Im zweiten Teil stellte Lobigs die Medien als Opfer der Krise dar: Die Werbeeinnahmen und Auflagen gingen zurück, es mussten massive Einsparungen erfolgen.
Im Anschluss kam es zu einer regen Diskussion, an der sich ein kleiner Teil der etwa 60 Zuhörer beteiligte. Hier kamen die Medien als vierte Macht im Staat zur Sprache, sowie die Frage, ob sie Informationen den Konsumenten bewusst vorenthalten können. Natürlich rief vor allem der Preis für die Bild-Zeitung im Publikum Erstaunen hervor.

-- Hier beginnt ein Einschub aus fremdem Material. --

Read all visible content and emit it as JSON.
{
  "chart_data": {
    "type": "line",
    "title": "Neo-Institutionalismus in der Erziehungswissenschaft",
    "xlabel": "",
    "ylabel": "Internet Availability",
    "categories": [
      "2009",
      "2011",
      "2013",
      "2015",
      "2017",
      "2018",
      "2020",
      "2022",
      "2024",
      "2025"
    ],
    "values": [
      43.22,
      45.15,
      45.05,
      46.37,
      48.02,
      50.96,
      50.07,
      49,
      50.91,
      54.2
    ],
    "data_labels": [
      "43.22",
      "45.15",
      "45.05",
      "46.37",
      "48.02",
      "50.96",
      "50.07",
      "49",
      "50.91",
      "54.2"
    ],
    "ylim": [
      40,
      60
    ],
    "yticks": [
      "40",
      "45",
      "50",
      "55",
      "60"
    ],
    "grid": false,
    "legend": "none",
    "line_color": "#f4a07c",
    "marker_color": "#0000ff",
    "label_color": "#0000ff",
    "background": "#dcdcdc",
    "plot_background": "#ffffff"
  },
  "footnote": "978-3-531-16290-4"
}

Insgesamt waren die Reaktionen recht positiv, was am kräftigen Klopfen auf die Tische zu bemerken war. Lobigs konnte seine Argumente gut darlegen und schaffte es seinen Vortrag durch kleine Anekdoten interessant zu gestalten. Zu Beginn sprach er sich lobend über den Fachschaftsrat aus, der den Vortrag organisiert hatte: „So etwas gibt es bei uns an der Uni nicht“.
Und was waren die Medien in der Wirtschaftskrise nun? Täter oder Opfer? Auch wenn diese Auffassung im Anschluss des Vortrages kritisch diskutiert wurde – Lobigs sagt: „Wenn ich mich entscheiden müsste, hieße die Antwort – zumindest für die deutschen Medien – eindeutig Opfer. Leider!“
Bilder:
Laura Brehme
Zitat: "… sieht ein positives Merkmal des medialen Verhaltens darin, dass sie keine Angst geschürt haben, indem Schockmeldungen vermieden wurden. Die Bild-Zeitung erhielt für dieses Verhalten sogar den Journalismuspreis „Prometheus"

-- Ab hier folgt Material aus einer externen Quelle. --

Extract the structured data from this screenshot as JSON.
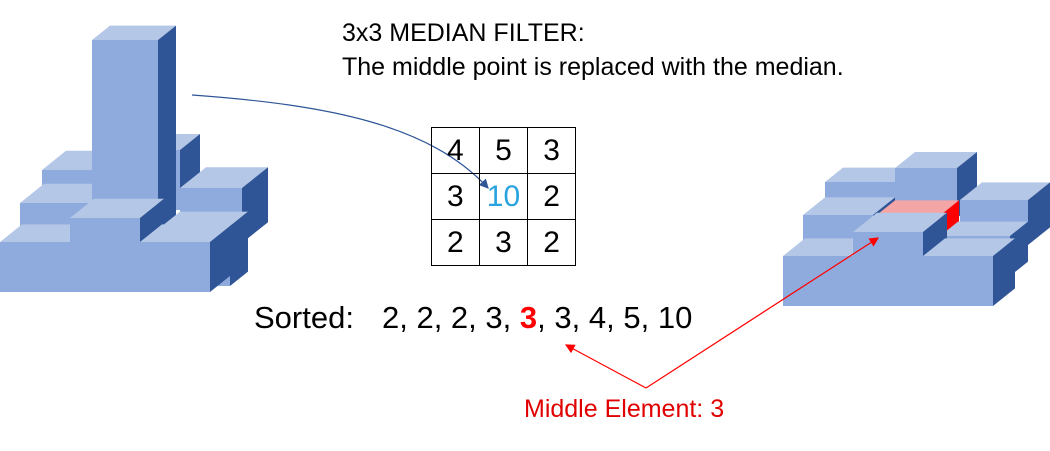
{
  "title": {
    "line1": "3x3 MEDIAN FILTER:",
    "line2": "The middle point is replaced with the median."
  },
  "grid": [
    [
      "4",
      "5",
      "3"
    ],
    [
      "3",
      "10",
      "2"
    ],
    [
      "2",
      "3",
      "2"
    ]
  ],
  "sorted": {
    "label": "Sorted:",
    "values": [
      "2",
      "2",
      "2",
      "3",
      "3",
      "3",
      "4",
      "5",
      "10"
    ],
    "median_index": 4
  },
  "middle_label": "Middle Element: 3",
  "colors": {
    "block_top": "#b4c7e7",
    "block_front": "#8faadc",
    "block_side": "#2f5597",
    "highlight_top": "#f4a5a5",
    "highlight_side": "#ff0000",
    "center_value": "#29a3e0",
    "arrow_blue": "#2f5597",
    "arrow_red": "#ff0000"
  }
}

Jetzt muss ich mir noch die Bild-Zeitung besorgen, um sachlich und richtig über die Ursachen und Auswirkungen der Wirtschaftskrise informiert zu sein und nicht in Panik zu verfallen. Wenn die Bild-Zeitung in diesem Fall einmal keine Angst geschürt hat, dann nur weil der Springer-Konzern vom möglichen Zusammenbruch des deutschen Finanzsystems auch betroffen gewesen wäre. Für den archaischen Selbsterhaltungstrieb gibt es als auch noch einen Preis.

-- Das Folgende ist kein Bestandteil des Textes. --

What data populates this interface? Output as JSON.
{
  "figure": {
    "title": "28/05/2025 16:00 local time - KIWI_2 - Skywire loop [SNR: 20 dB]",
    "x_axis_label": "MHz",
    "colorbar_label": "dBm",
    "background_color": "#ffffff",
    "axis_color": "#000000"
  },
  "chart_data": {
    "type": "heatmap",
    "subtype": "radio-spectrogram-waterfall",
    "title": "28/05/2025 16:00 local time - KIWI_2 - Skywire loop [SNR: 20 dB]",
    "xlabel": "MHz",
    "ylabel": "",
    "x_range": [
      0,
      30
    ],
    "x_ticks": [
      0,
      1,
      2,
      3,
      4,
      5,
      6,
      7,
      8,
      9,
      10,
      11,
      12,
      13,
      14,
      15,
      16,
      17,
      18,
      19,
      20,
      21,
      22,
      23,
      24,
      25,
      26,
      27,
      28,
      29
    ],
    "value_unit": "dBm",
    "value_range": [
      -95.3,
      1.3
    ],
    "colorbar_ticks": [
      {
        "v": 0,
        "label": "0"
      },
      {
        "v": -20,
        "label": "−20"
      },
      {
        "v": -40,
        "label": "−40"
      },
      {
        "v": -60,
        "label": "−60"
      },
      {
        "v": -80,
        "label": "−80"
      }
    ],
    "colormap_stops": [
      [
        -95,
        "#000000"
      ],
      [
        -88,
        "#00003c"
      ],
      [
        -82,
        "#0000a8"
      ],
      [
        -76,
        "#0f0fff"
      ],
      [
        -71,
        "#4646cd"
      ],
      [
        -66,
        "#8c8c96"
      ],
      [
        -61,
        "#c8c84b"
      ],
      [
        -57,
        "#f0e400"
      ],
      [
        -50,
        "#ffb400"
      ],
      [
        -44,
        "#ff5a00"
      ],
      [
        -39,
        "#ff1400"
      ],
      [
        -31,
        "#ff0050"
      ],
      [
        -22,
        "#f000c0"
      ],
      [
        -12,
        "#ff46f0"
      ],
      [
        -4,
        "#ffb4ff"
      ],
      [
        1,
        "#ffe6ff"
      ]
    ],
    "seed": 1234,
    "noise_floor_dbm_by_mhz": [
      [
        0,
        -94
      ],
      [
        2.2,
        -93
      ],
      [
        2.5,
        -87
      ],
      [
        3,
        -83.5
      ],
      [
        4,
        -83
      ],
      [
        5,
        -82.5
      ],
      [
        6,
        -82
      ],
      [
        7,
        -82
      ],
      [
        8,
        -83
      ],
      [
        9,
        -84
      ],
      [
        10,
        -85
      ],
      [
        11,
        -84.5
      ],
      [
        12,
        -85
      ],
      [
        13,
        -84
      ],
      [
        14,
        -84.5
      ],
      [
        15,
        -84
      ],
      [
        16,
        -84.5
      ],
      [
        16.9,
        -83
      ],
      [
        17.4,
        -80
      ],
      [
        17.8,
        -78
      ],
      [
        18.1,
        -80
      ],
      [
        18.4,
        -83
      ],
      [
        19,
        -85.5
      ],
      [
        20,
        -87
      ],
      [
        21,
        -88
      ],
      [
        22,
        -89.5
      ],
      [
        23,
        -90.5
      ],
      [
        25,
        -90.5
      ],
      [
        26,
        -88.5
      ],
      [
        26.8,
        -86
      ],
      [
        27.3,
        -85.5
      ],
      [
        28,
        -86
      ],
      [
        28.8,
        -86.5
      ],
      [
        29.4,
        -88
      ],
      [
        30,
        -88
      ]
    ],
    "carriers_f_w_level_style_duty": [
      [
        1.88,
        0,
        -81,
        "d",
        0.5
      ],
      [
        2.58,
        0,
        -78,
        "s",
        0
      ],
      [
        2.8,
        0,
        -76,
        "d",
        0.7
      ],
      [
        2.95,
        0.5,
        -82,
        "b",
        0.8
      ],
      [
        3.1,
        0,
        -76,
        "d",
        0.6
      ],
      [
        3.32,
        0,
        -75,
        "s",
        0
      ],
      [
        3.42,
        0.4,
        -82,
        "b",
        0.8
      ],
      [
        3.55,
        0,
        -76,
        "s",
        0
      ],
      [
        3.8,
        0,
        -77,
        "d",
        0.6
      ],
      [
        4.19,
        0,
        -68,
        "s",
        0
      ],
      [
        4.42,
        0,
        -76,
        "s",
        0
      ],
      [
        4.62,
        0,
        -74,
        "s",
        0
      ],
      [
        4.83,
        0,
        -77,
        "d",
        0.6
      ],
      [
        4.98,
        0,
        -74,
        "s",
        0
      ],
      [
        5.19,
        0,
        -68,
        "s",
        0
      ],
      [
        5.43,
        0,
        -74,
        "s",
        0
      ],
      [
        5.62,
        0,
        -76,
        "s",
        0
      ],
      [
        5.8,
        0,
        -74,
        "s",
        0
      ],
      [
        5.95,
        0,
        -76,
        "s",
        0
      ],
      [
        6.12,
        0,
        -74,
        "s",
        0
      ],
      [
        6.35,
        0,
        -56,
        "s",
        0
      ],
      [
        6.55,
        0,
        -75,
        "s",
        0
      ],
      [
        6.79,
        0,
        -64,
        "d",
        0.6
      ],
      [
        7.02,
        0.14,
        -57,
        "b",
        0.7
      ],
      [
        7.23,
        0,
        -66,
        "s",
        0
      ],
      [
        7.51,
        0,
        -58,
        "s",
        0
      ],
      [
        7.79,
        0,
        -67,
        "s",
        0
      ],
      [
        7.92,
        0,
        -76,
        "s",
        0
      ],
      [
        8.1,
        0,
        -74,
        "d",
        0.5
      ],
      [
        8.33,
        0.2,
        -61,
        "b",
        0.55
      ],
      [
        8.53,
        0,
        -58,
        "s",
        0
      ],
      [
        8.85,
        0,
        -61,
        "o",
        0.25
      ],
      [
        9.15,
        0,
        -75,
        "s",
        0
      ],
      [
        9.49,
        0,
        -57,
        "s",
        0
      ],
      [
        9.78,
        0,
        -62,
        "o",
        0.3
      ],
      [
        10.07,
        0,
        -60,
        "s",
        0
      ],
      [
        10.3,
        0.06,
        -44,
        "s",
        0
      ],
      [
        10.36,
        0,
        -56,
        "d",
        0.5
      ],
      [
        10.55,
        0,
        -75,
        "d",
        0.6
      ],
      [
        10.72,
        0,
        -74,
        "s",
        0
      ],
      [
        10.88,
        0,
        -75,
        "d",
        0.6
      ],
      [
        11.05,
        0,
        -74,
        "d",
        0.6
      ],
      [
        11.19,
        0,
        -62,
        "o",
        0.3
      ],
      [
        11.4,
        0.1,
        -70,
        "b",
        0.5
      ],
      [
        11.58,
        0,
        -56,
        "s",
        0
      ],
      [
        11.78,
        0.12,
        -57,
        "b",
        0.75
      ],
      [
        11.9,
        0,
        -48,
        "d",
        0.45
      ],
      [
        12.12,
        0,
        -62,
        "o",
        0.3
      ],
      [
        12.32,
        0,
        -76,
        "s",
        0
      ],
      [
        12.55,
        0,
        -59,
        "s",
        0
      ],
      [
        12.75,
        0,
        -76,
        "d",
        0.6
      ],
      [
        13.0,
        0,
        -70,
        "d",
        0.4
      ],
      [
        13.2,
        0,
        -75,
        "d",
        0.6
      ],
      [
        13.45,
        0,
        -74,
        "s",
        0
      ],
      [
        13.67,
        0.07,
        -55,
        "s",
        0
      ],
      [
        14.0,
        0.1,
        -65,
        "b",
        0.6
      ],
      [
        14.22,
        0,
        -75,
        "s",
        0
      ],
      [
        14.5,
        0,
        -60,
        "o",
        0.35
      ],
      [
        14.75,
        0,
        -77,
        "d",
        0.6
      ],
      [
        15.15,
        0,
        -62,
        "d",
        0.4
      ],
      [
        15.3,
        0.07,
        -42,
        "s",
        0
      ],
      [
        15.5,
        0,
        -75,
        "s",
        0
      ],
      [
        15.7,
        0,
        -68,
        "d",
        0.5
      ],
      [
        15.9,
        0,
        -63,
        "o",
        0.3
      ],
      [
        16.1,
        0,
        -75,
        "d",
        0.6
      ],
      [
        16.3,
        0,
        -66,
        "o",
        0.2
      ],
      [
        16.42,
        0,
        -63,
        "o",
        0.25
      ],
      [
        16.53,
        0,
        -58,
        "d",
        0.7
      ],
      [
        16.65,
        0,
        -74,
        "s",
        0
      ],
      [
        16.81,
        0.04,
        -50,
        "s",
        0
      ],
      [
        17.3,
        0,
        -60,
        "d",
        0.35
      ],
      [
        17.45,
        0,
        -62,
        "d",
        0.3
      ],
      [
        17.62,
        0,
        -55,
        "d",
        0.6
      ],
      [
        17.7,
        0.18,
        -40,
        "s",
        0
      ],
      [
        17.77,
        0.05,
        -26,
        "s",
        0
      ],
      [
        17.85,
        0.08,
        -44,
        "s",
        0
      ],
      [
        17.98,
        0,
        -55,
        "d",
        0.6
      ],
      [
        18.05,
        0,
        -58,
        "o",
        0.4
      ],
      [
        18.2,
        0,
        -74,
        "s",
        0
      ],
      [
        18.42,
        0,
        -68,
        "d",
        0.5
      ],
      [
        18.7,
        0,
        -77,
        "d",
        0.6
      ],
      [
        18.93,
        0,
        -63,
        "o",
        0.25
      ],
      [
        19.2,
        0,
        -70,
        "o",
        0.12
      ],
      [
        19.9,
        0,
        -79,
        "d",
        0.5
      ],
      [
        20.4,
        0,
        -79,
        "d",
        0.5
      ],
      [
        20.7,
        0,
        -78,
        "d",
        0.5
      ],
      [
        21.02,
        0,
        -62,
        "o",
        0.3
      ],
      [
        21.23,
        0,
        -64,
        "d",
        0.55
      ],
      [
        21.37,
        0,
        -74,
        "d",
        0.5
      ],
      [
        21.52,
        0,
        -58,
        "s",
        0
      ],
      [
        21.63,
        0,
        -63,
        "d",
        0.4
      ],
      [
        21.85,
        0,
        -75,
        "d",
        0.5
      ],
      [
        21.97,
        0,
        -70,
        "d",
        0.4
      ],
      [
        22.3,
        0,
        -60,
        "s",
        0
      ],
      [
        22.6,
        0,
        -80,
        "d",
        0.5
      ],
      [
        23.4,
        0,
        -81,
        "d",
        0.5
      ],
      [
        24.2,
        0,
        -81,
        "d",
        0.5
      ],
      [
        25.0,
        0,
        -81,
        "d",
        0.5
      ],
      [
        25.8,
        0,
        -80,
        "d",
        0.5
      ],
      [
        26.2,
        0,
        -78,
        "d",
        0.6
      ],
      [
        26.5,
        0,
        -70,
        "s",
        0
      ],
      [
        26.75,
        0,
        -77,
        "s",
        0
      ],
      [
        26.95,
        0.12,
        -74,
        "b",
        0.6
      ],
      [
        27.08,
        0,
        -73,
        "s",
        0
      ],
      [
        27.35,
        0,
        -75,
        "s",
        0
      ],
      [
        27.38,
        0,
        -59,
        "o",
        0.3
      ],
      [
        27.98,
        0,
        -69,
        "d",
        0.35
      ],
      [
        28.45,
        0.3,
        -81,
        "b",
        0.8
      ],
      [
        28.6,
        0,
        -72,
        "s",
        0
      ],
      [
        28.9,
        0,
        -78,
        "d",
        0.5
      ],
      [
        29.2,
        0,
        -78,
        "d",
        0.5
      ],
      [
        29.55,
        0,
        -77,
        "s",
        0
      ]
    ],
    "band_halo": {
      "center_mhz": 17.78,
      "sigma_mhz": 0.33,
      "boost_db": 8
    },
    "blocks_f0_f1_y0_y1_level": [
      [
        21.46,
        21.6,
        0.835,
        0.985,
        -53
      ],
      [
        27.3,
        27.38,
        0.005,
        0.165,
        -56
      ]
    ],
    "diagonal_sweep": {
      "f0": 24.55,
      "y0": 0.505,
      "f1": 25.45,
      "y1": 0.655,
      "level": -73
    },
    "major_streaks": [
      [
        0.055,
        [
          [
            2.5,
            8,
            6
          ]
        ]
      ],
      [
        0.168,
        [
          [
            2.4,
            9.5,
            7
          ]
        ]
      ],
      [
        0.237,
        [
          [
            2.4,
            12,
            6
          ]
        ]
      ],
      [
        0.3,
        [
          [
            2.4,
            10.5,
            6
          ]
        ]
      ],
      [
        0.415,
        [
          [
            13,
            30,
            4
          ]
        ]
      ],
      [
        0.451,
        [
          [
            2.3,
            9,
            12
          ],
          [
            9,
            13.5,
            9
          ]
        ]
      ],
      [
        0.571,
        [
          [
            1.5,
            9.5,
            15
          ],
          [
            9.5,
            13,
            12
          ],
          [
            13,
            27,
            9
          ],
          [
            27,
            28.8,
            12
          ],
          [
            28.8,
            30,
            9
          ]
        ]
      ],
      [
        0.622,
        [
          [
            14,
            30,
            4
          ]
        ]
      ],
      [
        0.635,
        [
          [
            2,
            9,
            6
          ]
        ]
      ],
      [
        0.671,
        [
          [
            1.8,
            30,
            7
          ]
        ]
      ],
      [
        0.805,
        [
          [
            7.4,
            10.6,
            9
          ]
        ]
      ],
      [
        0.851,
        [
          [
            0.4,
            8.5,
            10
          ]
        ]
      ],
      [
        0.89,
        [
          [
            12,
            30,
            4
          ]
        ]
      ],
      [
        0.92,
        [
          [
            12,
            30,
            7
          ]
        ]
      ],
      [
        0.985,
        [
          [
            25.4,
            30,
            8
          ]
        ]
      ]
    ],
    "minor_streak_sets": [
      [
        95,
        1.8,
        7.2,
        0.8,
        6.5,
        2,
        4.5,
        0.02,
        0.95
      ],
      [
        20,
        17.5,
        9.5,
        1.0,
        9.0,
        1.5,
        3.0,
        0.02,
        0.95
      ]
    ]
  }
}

Teil 2, da das System das Splitten verlangt:
Die Täterrolle für die Medien wird abgelehnt. Man war nicht in der Lage die Finanzkrise vorauszusehen. Wie sieht es dann mit der Hehlerrolle aus? Rechtlich soll ja da kein so großer Unterschied sein.
Alleine die eingeführte Begrifflichkeit der "Systemischen Bank", von der Politik erfunden und besonders von der Bild-Zeitung übernommen, ist ein Beispiel für die Kumpanei.
http://wareluege.wordpress.com/2009/03/06/was-ist…
In welchem Massenmedium steht heute, dass gerade in den USA zwei Bear-Stearns-Banker, die Maßgeblich für den Zusammenbruch des Bankensystems verantwortlich waren, vor Gericht einen Freispruch erster Klasse erstritten haben? Also munter weiter so!
Wer sich wirklich über wirtschaftliche Zusammenhänge informieren will:
http://www.jjahnke.net/rundbr63.html#gol
Die Medien waren im Grunde weder Täter noch Opfer, sie waren einfach nur ignorant und dies spräche wohl wenn dann mehr für die Täterrolle. Die ersten Warnungen wurden bereits Anfang der 80er veröffentlicht. Spätestens als die Modeerscheinung aufkam, öffentliches Vermögen mit Finanzobligationen zu beleihen, hätten alle Alarmglocken schellen müssen. Es gab genügend Äußerungen von Leuten, die ihren Verstand nicht gegen gegen ein BWL-Lehrbuch eingetauscht hatten. Auch ich habe bereits 2005 warnende Kommentare zu den Entwicklungen auf dem amerikanischen Hypothekenmarkt mit der zwangläufigen Folge von Bankenzusammenbrüchen auf Internetportalen entsprechender Fernsehsendungen veröffentlicht. Die Arroganz, wir wissen es besser, weil es uns irgendwelche Experten bestätigt haben, rechtfertigt in keiner Weise einen Opferstatus. Aber zum Glück sind Leute mit klarem Verstand und etwas Weitblick ja immer Spinner, so ist die nächste Medienblamage schon vorprogrammiert.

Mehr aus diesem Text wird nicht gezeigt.